Il s'est rentré à l'intérieur, a fermé sa fermeture éclair. Le clic de la boucle de ceinture ressemble presque à un clap mettant fin à une scène. Je restai agenouillé, son goût salé se répandant sur ma langue et à l'intérieur de ma bouche, son sperme refroidissant rapidement sur mon visage. Je n'ai rien ressenti. Aucune honte, aucun frisson, aucun dégoût. Il n'y avait eu aucune interview suggestive, aucun déshabillage, aucune appréciation des sous-vêtements, aucune appréciation de moi.
Le voyant rouge s'est éteint.
Il se déplaça derrière le bureau. Il n'y avait aucun regard en arrière, aucune instruction de nettoyer ou de partir, juste une légère égratignure de stylo sur du papier. Le moniteur était devenu sombre. La version de moi qui avait été observée avait disparu.
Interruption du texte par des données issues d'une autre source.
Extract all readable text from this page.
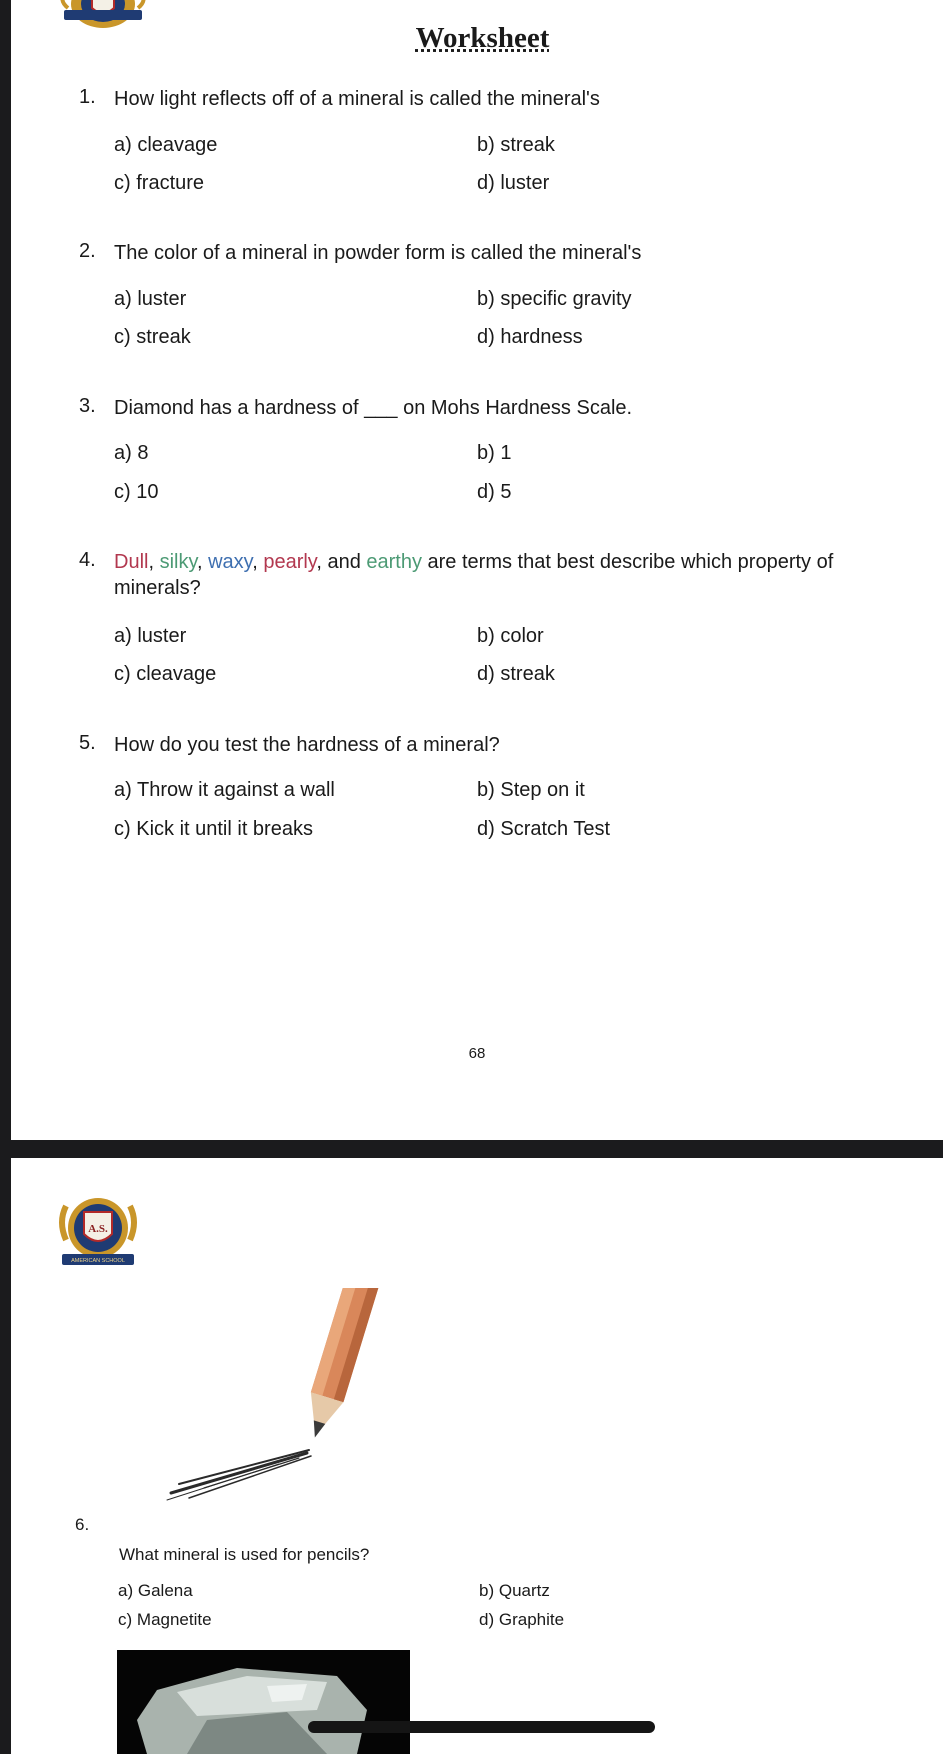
Worksheet
1. How light reflects off of a mineral is called the mineral's
a) cleavage	b) streak
c) fracture	d) luster
2. The color of a mineral in powder form is called the mineral's
a) luster	b) specific gravity
c) streak	d) hardness
3. Diamond has a hardness of ___ on Mohs Hardness Scale.
a) 8	b) 1
c) 10	d) 5
4. Dull, silky, waxy, pearly, and earthy are terms that best describe which property of minerals?
a) luster	b) color
c) cleavage	d) streak
5. How do you test the hardness of a mineral?
a) Throw it against a wall	b) Step on it
c) Kick it until it breaks	d) Scratch Test
68
A.S.
AMERICAN SCHOOL
6.
What mineral is used for pencils?
a) Galena	b) Quartz
c) Magnetite	d) Graphite
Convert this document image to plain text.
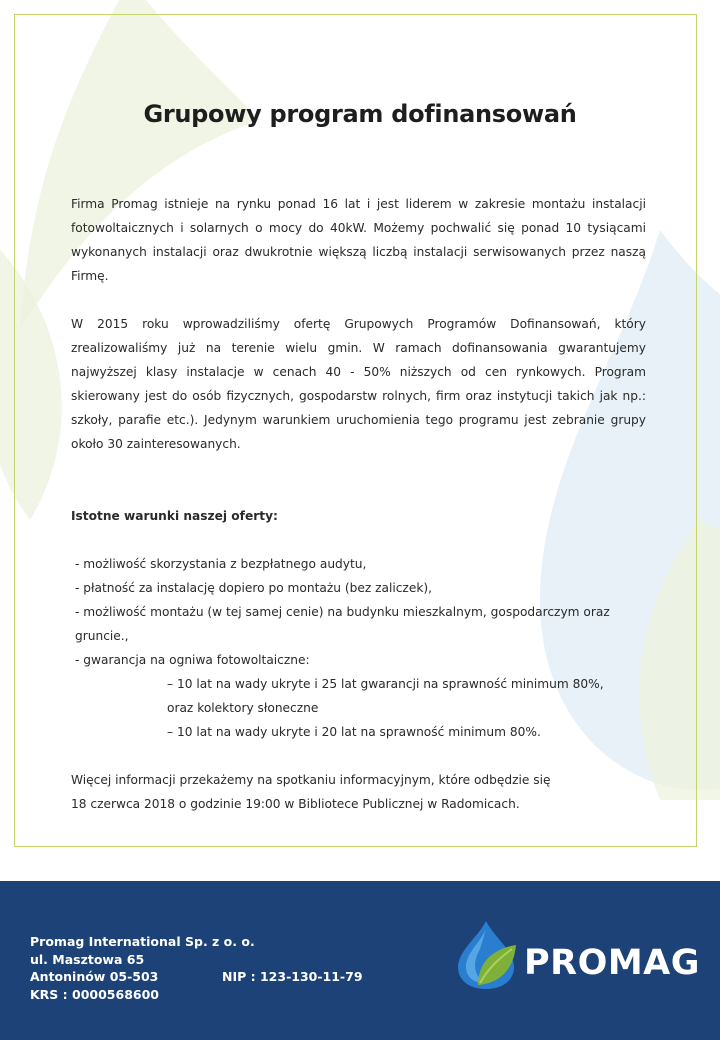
Grupowy program dofinansowań

Firma Promag istnieje na rynku ponad 16 lat i jest liderem w zakresie montażu instalacji fotowoltaicznych i solarnych o mocy do 40kW. Możemy pochwalić się ponad 10 tysiącami wykonanych instalacji oraz dwukrotnie większą liczbą instalacji serwisowanych przez naszą Firmę.

W 2015 roku wprowadziliśmy ofertę Grupowych Programów Dofinansowań, który zrealizowaliśmy już na terenie wielu gmin. W ramach dofinansowania gwarantujemy najwyższej klasy instalacje w cenach 40 - 50% niższych od cen rynkowych. Program skierowany jest do osób fizycznych, gospodarstw rolnych, firm oraz instytucji takich jak np.: szkoły, parafie etc.). Jedynym warunkiem uruchomienia tego programu jest zebranie grupy około 30 zainteresowanych.

Istotne warunki naszej oferty:

- możliwość skorzystania z bezpłatnego audytu,

- płatność za instalację dopiero po montażu (bez zaliczek),

- możliwość montażu (w tej samej cenie) na budynku mieszkalnym, gospodarczym oraz gruncie.,

- gwarancja na ogniwa fotowoltaiczne:

– 10 lat na wady ukryte i 25 lat gwarancji na sprawność minimum 80%,

oraz kolektory słoneczne

– 10 lat na wady ukryte i 20 lat na sprawność minimum 80%.

Więcej informacji przekażemy na spotkaniu informacyjnym, które odbędzie się

18 czerwca 2018 o godzinie 19:00 w Bibliotece Publicznej w Radomicach.

Promag International Sp. z o. o.
ul. Masztowa 65
Antoninów 05-503	NIP : 123-130-11-79
KRS : 0000568600
PROMAG
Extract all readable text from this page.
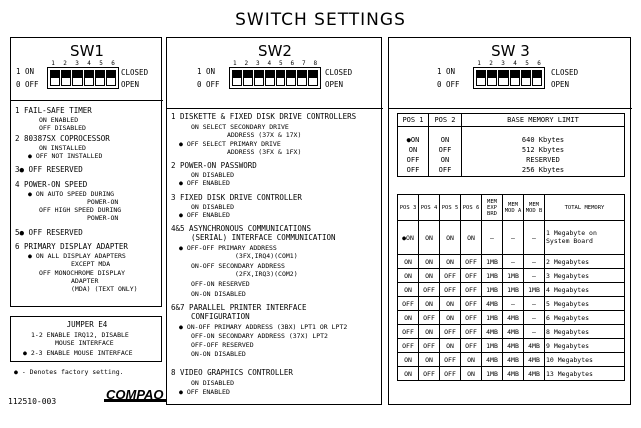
SWITCH SETTINGS
SW1
1 ON
0 OFF
1	2	3	4	5	6
CLOSED
OPEN
1 FAIL-SAFE TIMER
ON ENABLED
OFF DISABLED
2 80387SX COPROCESSOR
ON INSTALLED
● OFF NOT INSTALLED
3● OFF RESERVED
4 POWER-ON SPEED
● ON AUTO SPEED DURING
POWER-ON
OFF HIGH SPEED DURING
POWER-ON
5● OFF RESERVED
6 PRIMARY DISPLAY ADAPTER
● ON ALL DISPLAY ADAPTERS
EXCEPT MDA
OFF MONOCHROME DISPLAY
ADAPTER
(MDA) (TEXT ONLY)
JUMPER E4
1-2 ENABLE IRQ12, DISABLE
MOUSE INTERFACE
● 2-3 ENABLE MOUSE INTERFACE
● - Denotes factory setting.
112510-003	COMPAQ
SW2
1 ON
0 OFF
1	2	3	4	5	6	7	8
CLOSED
OPEN
1 DISKETTE & FIXED DISK DRIVE CONTROLLERS
ON SELECT SECONDARY DRIVE
ADDRESS (37X & 17X)
● OFF SELECT PRIMARY DRIVE
ADDRESS (3FX & 1FX)
2 POWER-ON PASSWORD
ON DISABLED
● OFF ENABLED
3 FIXED DISK DRIVE CONTROLLER
ON DISABLED
● OFF ENABLED
4&5 ASYNCHRONOUS COMMUNICATIONS
(SERIAL) INTERFACE COMMUNICATION
● OFF-OFF PRIMARY ADDRESS
(3FX,IRQ4)(COM1)
ON-OFF SECONDARY ADDRESS
(2FX,IRQ3)(COM2)
OFF-ON RESERVED
ON-ON DISABLED
6&7 PARALLEL PRINTER INTERFACE
CONFIGURATION
● ON-OFF PRIMARY ADDRESS (3BX) LPT1 OR LPT2
OFF-ON SECONDARY ADDRESS (37X) LPT2
OFF-OFF RESERVED
ON-ON DISABLED
8 VIDEO GRAPHICS CONTROLLER
ON DISABLED
● OFF ENABLED
SW 3
1 ON
0 OFF
1	2	3	4	5	6
CLOSED
OPEN
POS 1	POS 2	BASE MEMORY LIMIT

●ON	ON	640 Kbytes
ON	OFF	512 Kbytes
OFF	ON	RESERVED
OFF	OFF	256 Kbytes
POS 3	POS 4	POS 5	POS 6	MEM EXP BRD	MEM MOD A	MEM MOD B	TOTAL MEMORY
●ON	ON	ON	ON	—	—	—	1 Megabyte on System Board
ON	ON	ON	OFF	1MB	—	—	2 Megabytes
ON	ON	OFF	OFF	1MB	1MB	—	3 Megabytes
ON	OFF	OFF	OFF	1MB	1MB	1MB	4 Megabytes
OFF	ON	ON	OFF	4MB	—	—	5 Megabytes
ON	OFF	ON	OFF	1MB	4MB	—	6 Megabytes
OFF	ON	OFF	OFF	4MB	4MB	—	8 Megabytes
OFF	OFF	ON	OFF	1MB	4MB	4MB	9 Megabytes
ON	ON	OFF	ON	4MB	4MB	4MB	10 Megabytes
ON	OFF	OFF	ON	1MB	4MB	4MB	13 Megabytes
Mon estomac se serra en réalisant que j'étais remplaçable. L'un des centaines, probablement des milliers, qui s'étaient agenouillés sur ce même morceau de tapis fin, avaient subi les mêmes coups mécaniques, portaient les mêmes stries sur le visage. Demain, il y en aurait un autre. Il ne se souviendrait plus de mon nom d'ici là. J'ai essuyé le sperme désormais froid sur mon visage en le regardant. Toujours pas de retour en arrière. Mon ventre se serra encore davantage. Qu'est-ce que c'était ?
Je me sentais comme un accessoire. Ma gorge palpitait. Le fait de savoir que j'étais jetable, que rien de tout cela n'avait d'importance, que je pouvais être effacé dès que la lumière s'éteignait. Je ne pouvais pas m'en débarrasser. Je ne pouvais pas non plus le nier. Quelque chose bougeait en moi, quelque chose auquel je m'attendais bien plus tôt dans cette rencontre.
Il croisa finalement mon regard, se leva de son bureau et revint vers moi.
« Pourquoi es-tu toujours là, Katya? »
Je savais pourquoi, je n'étais tout simplement pas prêt à le dire. Mais il n'allait pas dire autre chose.
« Je veux plus. »
Il n'a rien dit, il s'est contenté de revenir vers la caméra et la lumière rouge s'est rallumée.